Delifişek her ne kadar bir son sayılsa da Güneşi Uyandıralım'da anlatılanlara yeni bir şey eklemeyen aksine eksik kalanları kendince tamamlayan bir tür "dile getirilmeyenleri dile getirme" kitabı, bence. 

Kitabın önsözünde bahsedildiği üzere kitap Vasconcelos'un en sevdiği kitaplarında ilk sıralarda yer alıyormuş çünkü dile getirmek isteği sorunları ve özgürleşme çabasını bir çeşit kendini de yansıtan Zeze'nin düşünce ve sözleriyle ifade etmiş. Böyle bir önsözden sonra kitabı okumaya başlayınca elbette ince eleştiriler göze çarpıyor. 

Bunun yanında Zeze'nin büyüdüğünü ve hayallerinden sıyrılıp önünü görmeyi deneyen bir delikanlı olduğunu görüyoruz. Tıpkı büyüyünce hepimizin başına geldiği gibi o da gerçekçi bir insana dönüşüyor. 

Nasıl ki birlikte büyüdüğünüzün farkında olacak kadar yaş farkının fazla olduğu bir kardeşi, kuzeni, komşu çocuğunu gözlemleyebilirsiniz objektif bir şekilde; işte ben de yeniden okuduğumda bu üç kitabı -üçlemeyi- bir çeşit gözlemle sonlandırdım. Yazdıklarımsa dışardan bakan bir insana anlatabileceğim kadarıyla bir kardeş, kuzen, komşu çocuğuydu. Belki siz de benim gibi bir büyüyüşü gözlemlemek istersiniz. Umarım da istersiniz...

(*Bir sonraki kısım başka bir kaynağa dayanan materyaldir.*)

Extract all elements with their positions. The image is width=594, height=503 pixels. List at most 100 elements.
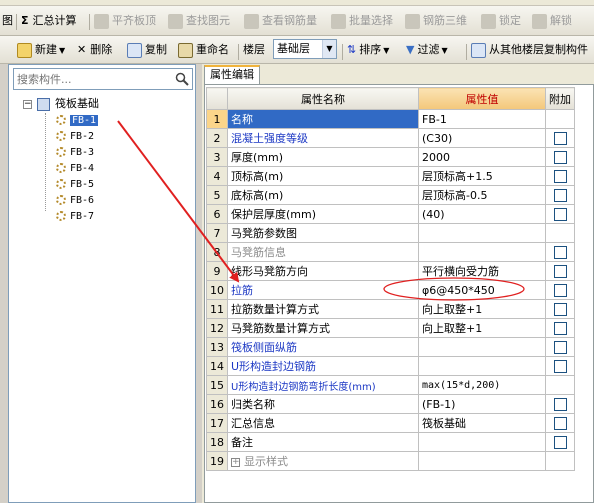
table-row[interactable]: 3 厚度(mm) 2000 [206,147,575,167]
property-name[interactable]: 名称 [227,109,419,129]
property-value[interactable] [418,242,546,262]
table-row[interactable]: 17 汇总信息 筏板基础 [206,413,575,433]
property-name[interactable]: 顶标高(m) [227,166,419,186]
header-property-name[interactable]: 属性名称 [227,87,419,110]
extra-checkbox[interactable] [553,416,567,430]
new-button[interactable]: 新建 ▼ [17,36,65,64]
property-name[interactable]: 筏板侧面纵筋 [227,337,419,357]
property-value[interactable] [418,356,546,376]
table-row[interactable]: 5 底标高(m) 层顶标高-0.5 [206,185,575,205]
search-icon[interactable] [175,72,189,86]
extra-checkbox[interactable] [553,131,567,145]
property-value[interactable]: 2000 [418,147,546,167]
property-name[interactable]: 拉筋数量计算方式 [227,299,419,319]
header-extra[interactable]: 附加 [545,87,575,110]
property-value[interactable] [418,451,546,471]
extra-checkbox[interactable] [553,302,567,316]
expand-icon[interactable]: + [231,457,240,467]
extra-checkbox[interactable] [553,150,567,164]
property-value[interactable] [418,337,546,357]
rebar-3d-button[interactable]: 钢筋三维 [405,6,467,36]
table-row[interactable]: 10 拉筋 φ6@450*450 [206,280,575,300]
property-name[interactable]: 归类名称 [227,394,419,414]
table-row[interactable]: 4 顶标高(m) 层顶标高+1.5 [206,166,575,186]
extra-checkbox[interactable] [553,245,567,259]
tree-item-fb-4[interactable]: FB-4 [56,161,94,177]
property-value[interactable]: (40) [418,204,546,224]
property-name[interactable]: 备注 [227,432,419,452]
tree-item-fb-5[interactable]: FB-5 [56,177,94,193]
table-row[interactable]: 1 名称 FB-1 [206,109,575,129]
filter-button[interactable]: ▼ 过滤 ▼ [406,36,448,64]
property-value[interactable] [418,432,546,452]
tab-property-edit[interactable]: 属性编辑 [204,65,260,84]
table-row[interactable]: 19 + 显示样式 [206,451,575,471]
property-name[interactable]: 保护层厚度(mm) [227,204,419,224]
property-name[interactable]: 马凳筋信息 [227,242,419,262]
summary-button[interactable]: Σ 汇总计算 [21,6,77,36]
header-property-value[interactable]: 属性值 [418,87,546,110]
table-row[interactable]: 16 归类名称 (FB-1) [206,394,575,414]
extra-checkbox[interactable] [553,207,567,221]
extra-checkbox[interactable] [553,359,567,373]
property-name[interactable]: 底标高(m) [227,185,419,205]
sort-button[interactable]: ⇅ 排序 ▼ [347,36,389,64]
find-element-button[interactable]: 查找图元 [168,6,230,36]
unlock-button[interactable]: 解锁 [532,6,572,36]
extra-checkbox[interactable] [553,435,567,449]
property-name[interactable]: U形构造封边钢筋弯折长度(mm) [227,375,419,395]
table-row[interactable]: 18 备注 [206,432,575,452]
property-name-tie-bar[interactable]: 拉筋 [227,280,419,300]
property-value[interactable]: 向上取整+1 [418,299,546,319]
property-value[interactable]: 向上取整+1 [418,318,546,338]
view-rebar-button[interactable]: 查看钢筋量 [244,6,317,36]
table-row[interactable]: 7 马凳筋参数图 [206,223,575,243]
extra-checkbox[interactable] [553,188,567,202]
property-name[interactable]: U形构造封边钢筋 [227,356,419,376]
property-value[interactable]: 层顶标高-0.5 [418,185,546,205]
tree-item-fb-6[interactable]: FB-6 [56,193,94,209]
tree-item-fb-7[interactable]: FB-7 [56,209,94,225]
property-name[interactable]: 汇总信息 [227,413,419,433]
tree-item-fb-3[interactable]: FB-3 [56,145,94,161]
search-input[interactable] [14,69,164,89]
extra-checkbox[interactable] [553,397,567,411]
property-value[interactable]: (FB-1) [418,394,546,414]
property-value-tie-bar[interactable]: φ6@450*450 [418,280,546,300]
collapse-icon[interactable]: − [23,99,32,109]
tree-item-fb-2[interactable]: FB-2 [56,129,94,145]
tree-root-raft-foundation[interactable]: − 筏板基础 [23,96,99,112]
delete-button[interactable]: ✕ 删除 [77,36,112,64]
property-value[interactable]: max(15*d,200) [418,375,546,395]
extra-checkbox[interactable] [553,340,567,354]
property-value[interactable]: 筏板基础 [418,413,546,433]
property-value[interactable]: FB-1 [418,109,546,129]
property-value[interactable]: 平行横向受力筋 [418,261,546,281]
property-name[interactable]: 厚度(mm) [227,147,419,167]
floor-select[interactable]: 基础层 ▼ [273,39,337,59]
table-row[interactable]: 9 线形马凳筋方向 平行横向受力筋 [206,261,575,281]
copy-button[interactable]: 复制 [127,36,167,64]
table-row[interactable]: 13 筏板侧面纵筋 [206,337,575,357]
align-top-button[interactable]: 平齐板顶 [94,6,156,36]
table-row[interactable]: 15 U形构造封边钢筋弯折长度(mm) max(15*d,200) [206,375,575,395]
property-name[interactable]: 线形马凳筋方向 [227,261,419,281]
extra-checkbox[interactable] [553,264,567,278]
property-value[interactable] [418,223,546,243]
extra-checkbox[interactable] [553,321,567,335]
table-row[interactable]: 8 马凳筋信息 [206,242,575,262]
lock-button[interactable]: 锁定 [481,6,521,36]
table-row[interactable]: 12 马凳筋数量计算方式 向上取整+1 [206,318,575,338]
property-name[interactable]: 混凝土强度等级 [227,128,419,148]
property-value[interactable]: 层顶标高+1.5 [418,166,546,186]
table-row[interactable]: 2 混凝土强度等级 (C30) [206,128,575,148]
property-group-display-style[interactable]: + 显示样式 [227,451,419,471]
property-value[interactable]: (C30) [418,128,546,148]
table-row[interactable]: 14 U形构造封边钢筋 [206,356,575,376]
extra-checkbox[interactable] [553,283,567,297]
copy-from-floor-button[interactable]: 从其他楼层复制构件 [471,36,588,64]
property-name[interactable]: 马凳筋数量计算方式 [227,318,419,338]
table-row[interactable]: 11 拉筋数量计算方式 向上取整+1 [206,299,575,319]
property-name[interactable]: 马凳筋参数图 [227,223,419,243]
table-row[interactable]: 6 保护层厚度(mm) (40) [206,204,575,224]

NOT: Delifişek'teki çevirmen değişikliğine rağmen aynı tadı aldım mı diye soracak olursam kendime, evet aldım. Bunun zorluğunu tahmin ederek buradan İnci Kut'a teşekkür etmek istiyorum. 
    

10 Ağustos 2016 Çarşamba

Okuma Maratonu 1

       Merhabalar, 
Uzun zamandır paylaşım yapmıyordum. Buna gerek yaz tatilinin verdiği o tatlı uyuşukluk gerek de ev taşımak gibi olaylar sebep oldu. Şimdi neden böyle bir başlıkla geri döndüğüme gelecek olursak; youtuberların videolarını izlerken hoşuma giden bir etkinlikti maratonlar, ben de bunun kendi açımdan yazıya dökülmüşünü yapmaya karar verdim. 

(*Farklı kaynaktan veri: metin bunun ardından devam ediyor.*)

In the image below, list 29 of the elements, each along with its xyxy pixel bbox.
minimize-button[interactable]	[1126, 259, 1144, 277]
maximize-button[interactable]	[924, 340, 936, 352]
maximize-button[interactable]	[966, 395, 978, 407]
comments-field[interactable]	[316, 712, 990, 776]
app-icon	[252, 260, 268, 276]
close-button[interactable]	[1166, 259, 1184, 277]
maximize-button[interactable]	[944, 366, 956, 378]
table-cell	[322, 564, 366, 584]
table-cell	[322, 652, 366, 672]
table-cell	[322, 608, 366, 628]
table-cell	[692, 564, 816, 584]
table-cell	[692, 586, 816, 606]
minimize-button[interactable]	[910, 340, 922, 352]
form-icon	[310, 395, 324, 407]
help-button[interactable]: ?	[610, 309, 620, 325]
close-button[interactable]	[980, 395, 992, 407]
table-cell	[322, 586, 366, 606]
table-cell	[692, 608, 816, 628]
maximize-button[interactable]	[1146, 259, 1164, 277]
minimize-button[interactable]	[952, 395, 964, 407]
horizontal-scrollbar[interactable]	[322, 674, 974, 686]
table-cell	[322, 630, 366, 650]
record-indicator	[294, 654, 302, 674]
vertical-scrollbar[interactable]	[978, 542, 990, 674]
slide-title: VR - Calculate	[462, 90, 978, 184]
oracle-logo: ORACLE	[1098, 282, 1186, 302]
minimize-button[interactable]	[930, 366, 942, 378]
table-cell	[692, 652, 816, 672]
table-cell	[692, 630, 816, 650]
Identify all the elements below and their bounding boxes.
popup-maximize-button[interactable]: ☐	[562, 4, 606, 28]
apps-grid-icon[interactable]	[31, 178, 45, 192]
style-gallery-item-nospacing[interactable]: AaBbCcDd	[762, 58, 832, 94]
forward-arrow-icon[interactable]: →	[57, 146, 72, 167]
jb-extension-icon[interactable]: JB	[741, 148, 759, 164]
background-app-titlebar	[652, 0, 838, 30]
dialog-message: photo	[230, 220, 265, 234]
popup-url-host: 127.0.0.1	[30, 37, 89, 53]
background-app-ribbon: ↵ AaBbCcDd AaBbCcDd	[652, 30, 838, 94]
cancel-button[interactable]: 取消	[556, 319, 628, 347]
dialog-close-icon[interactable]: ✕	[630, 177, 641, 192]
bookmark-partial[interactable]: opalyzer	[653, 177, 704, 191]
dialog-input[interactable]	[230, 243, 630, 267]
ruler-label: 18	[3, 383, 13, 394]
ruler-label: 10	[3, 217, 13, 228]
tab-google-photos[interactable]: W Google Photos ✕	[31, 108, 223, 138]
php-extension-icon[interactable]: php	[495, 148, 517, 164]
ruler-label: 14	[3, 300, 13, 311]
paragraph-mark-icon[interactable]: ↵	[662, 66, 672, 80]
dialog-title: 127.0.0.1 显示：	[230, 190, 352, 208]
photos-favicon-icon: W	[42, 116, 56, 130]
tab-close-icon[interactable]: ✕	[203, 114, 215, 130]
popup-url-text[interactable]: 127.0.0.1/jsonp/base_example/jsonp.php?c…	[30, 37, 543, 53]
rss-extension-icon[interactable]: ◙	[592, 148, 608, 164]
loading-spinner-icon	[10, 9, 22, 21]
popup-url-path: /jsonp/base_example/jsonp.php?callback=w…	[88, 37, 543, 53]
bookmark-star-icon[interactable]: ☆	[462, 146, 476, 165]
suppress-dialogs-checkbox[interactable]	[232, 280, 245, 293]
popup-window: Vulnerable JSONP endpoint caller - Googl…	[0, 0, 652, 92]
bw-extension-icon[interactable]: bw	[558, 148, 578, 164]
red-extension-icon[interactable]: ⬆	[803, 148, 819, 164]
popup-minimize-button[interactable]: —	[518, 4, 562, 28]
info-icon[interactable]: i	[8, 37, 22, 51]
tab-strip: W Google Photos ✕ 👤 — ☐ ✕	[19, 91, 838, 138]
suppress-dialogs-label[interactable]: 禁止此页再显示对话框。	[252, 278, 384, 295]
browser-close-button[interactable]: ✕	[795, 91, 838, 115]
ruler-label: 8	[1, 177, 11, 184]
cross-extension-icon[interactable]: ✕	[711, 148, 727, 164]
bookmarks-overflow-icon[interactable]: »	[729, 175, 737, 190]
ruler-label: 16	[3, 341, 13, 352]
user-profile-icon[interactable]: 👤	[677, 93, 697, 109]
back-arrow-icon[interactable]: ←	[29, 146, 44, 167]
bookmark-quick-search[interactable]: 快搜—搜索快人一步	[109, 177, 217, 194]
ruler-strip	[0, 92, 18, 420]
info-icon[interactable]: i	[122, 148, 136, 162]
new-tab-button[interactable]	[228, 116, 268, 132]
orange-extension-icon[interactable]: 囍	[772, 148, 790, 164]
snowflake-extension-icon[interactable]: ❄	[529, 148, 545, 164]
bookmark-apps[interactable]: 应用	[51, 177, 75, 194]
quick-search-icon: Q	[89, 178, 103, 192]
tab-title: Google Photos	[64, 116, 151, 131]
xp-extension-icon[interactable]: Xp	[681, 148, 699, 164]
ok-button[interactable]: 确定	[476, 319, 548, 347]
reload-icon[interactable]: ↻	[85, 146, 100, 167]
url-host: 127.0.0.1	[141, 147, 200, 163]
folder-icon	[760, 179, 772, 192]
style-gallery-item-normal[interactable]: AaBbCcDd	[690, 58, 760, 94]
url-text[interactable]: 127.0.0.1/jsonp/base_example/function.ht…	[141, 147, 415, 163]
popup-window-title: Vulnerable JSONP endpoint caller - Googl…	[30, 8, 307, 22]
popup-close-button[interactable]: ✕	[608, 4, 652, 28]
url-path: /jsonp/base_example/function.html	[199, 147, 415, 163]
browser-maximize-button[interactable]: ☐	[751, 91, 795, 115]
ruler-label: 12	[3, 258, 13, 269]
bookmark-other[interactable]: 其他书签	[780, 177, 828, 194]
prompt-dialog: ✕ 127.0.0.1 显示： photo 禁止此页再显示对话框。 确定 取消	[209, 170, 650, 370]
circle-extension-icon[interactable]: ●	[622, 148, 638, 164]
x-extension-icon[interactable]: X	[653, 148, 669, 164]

Özellikle tatilin bu anından sonra önceye göre daha fazla boş vaktim olacağına inanmam ve merak ettiğim kitapları bir an önce okuma isteğim de beni bu etkinliği düzenlemeye itti. Etkinliğim tabi ki bireysel şu noktada. Kendime bireysel bazı hedefler koydum. 

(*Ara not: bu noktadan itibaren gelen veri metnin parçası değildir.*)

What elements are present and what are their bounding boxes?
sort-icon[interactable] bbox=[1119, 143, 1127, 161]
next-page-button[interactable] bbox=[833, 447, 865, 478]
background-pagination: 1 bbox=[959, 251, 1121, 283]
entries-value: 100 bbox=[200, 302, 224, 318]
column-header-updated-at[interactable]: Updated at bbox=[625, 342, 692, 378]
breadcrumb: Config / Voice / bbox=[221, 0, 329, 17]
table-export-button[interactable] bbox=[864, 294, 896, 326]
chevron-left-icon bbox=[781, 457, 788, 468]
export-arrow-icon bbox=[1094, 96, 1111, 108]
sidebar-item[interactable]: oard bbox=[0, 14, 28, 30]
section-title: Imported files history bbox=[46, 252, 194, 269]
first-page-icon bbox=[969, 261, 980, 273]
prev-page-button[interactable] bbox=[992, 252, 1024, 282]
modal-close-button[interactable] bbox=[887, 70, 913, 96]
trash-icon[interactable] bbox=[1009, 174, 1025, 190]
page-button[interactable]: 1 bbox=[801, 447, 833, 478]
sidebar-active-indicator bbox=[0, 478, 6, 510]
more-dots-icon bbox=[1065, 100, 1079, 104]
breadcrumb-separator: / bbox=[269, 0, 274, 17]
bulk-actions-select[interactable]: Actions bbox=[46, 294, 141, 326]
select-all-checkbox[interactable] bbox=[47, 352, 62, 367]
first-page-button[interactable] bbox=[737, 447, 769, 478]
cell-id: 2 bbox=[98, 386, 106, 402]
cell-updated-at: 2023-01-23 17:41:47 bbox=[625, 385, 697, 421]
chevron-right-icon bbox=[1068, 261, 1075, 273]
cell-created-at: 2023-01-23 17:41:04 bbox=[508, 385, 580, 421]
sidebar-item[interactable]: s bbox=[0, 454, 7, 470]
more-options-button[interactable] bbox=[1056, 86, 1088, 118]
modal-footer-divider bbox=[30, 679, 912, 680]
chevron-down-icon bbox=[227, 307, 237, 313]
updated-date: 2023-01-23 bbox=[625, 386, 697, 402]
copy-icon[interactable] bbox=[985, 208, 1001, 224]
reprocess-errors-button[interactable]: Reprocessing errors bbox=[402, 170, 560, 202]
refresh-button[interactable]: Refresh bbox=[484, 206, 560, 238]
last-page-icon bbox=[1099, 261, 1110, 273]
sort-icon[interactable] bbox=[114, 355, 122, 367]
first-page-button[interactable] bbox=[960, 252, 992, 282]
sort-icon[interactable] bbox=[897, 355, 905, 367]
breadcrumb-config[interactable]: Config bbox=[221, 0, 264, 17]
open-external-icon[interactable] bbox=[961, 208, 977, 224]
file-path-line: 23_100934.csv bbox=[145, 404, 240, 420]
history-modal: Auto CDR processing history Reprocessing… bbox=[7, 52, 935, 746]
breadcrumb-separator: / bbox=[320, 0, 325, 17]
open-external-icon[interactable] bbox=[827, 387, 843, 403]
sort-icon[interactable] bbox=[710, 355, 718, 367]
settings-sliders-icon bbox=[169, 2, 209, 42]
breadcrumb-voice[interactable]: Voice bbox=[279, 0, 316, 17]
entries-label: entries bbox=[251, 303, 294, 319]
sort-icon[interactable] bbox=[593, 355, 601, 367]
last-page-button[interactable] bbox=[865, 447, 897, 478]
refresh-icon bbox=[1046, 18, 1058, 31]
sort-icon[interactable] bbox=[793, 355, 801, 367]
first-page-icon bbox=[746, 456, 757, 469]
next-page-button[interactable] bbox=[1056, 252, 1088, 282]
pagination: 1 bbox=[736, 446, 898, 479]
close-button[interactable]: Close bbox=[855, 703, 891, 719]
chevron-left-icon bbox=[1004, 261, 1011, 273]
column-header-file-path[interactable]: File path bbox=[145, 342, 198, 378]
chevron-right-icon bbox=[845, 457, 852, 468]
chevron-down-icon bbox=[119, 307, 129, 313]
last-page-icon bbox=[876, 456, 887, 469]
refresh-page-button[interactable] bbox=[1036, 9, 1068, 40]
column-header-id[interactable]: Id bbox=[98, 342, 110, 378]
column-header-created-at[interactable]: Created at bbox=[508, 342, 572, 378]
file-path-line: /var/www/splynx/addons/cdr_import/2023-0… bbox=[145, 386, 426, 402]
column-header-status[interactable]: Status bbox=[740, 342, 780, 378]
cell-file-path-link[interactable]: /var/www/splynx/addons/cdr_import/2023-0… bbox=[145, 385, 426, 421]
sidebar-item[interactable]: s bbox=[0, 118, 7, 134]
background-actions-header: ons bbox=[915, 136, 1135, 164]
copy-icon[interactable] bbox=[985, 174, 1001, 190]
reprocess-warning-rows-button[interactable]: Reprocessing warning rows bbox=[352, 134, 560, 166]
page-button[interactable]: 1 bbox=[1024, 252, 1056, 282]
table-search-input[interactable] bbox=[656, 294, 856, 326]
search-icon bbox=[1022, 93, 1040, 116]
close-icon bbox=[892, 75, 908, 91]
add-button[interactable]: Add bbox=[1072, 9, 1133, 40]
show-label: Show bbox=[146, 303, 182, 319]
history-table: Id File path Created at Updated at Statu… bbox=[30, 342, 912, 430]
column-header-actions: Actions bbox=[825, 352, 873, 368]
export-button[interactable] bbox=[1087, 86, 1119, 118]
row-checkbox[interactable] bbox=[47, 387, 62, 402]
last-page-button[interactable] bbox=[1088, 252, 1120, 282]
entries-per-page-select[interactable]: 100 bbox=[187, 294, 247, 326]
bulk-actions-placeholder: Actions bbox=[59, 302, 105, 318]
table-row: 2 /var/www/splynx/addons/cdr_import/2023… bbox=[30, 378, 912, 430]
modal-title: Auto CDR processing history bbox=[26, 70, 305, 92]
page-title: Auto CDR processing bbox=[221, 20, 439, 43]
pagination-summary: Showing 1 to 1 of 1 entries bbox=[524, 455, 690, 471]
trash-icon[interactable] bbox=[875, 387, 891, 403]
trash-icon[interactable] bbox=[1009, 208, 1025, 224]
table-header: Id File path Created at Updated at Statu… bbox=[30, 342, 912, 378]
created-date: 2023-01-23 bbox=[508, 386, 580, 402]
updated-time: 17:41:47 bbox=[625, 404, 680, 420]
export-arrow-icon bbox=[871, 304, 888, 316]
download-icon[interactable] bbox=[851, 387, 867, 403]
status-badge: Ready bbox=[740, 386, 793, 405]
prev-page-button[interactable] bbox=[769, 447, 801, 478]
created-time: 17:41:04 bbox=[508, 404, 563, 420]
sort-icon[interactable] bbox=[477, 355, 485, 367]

1) Etkinlik süresi 10 Ağustos 2016 ile 24 Ağustos 2016 arasındaki iki haftalık süreçtir. 
2) Hedefim bu iki haftalık süreçte önceden belirlediğim sekiz kitabı okumak. 
3) Eğer hedeflediğim sayıdaki kitabı hedeflediğim sürede okuyabilirsem, toplamda dördü Türk yazara, dördü Yabancı yazarlara ait sekiz kitabı okumuş olacağım. 
  Buna artı olarak aynı yazarın (ki bir adet böyle yazar var) iki kitabını üst üste okumayacağım, aynı yayınevinden iki kitabı üst üste okumayacağım, iki yabancı ya da Türk yazarı üst üste okumayacağım için çeşitlilik sağlamış olacağım. 
4) Etkinlik sonunda toplam da altı yeni yazarla tanışmış olacağım için de yeni kalemler keşfetmiş olacağım.

Diğer bir önemli kısma değinmek gerekirse okuduğum kitapları ve yazarları blogumda değerlendireceğim için kitapları özümseme oranımın artacağına ve blogumun düzene gireceğine inanıyorum. 
Bu paylaşımda bahsi geçen kitapları ve yazarları burada şuan için paylaşmayacağım elbette. Sürprizi kaçmasın. Ben kitaplarıma ve maratonuma gidiyorum öyleyse. 

Herkese bol okumalı iyi günler!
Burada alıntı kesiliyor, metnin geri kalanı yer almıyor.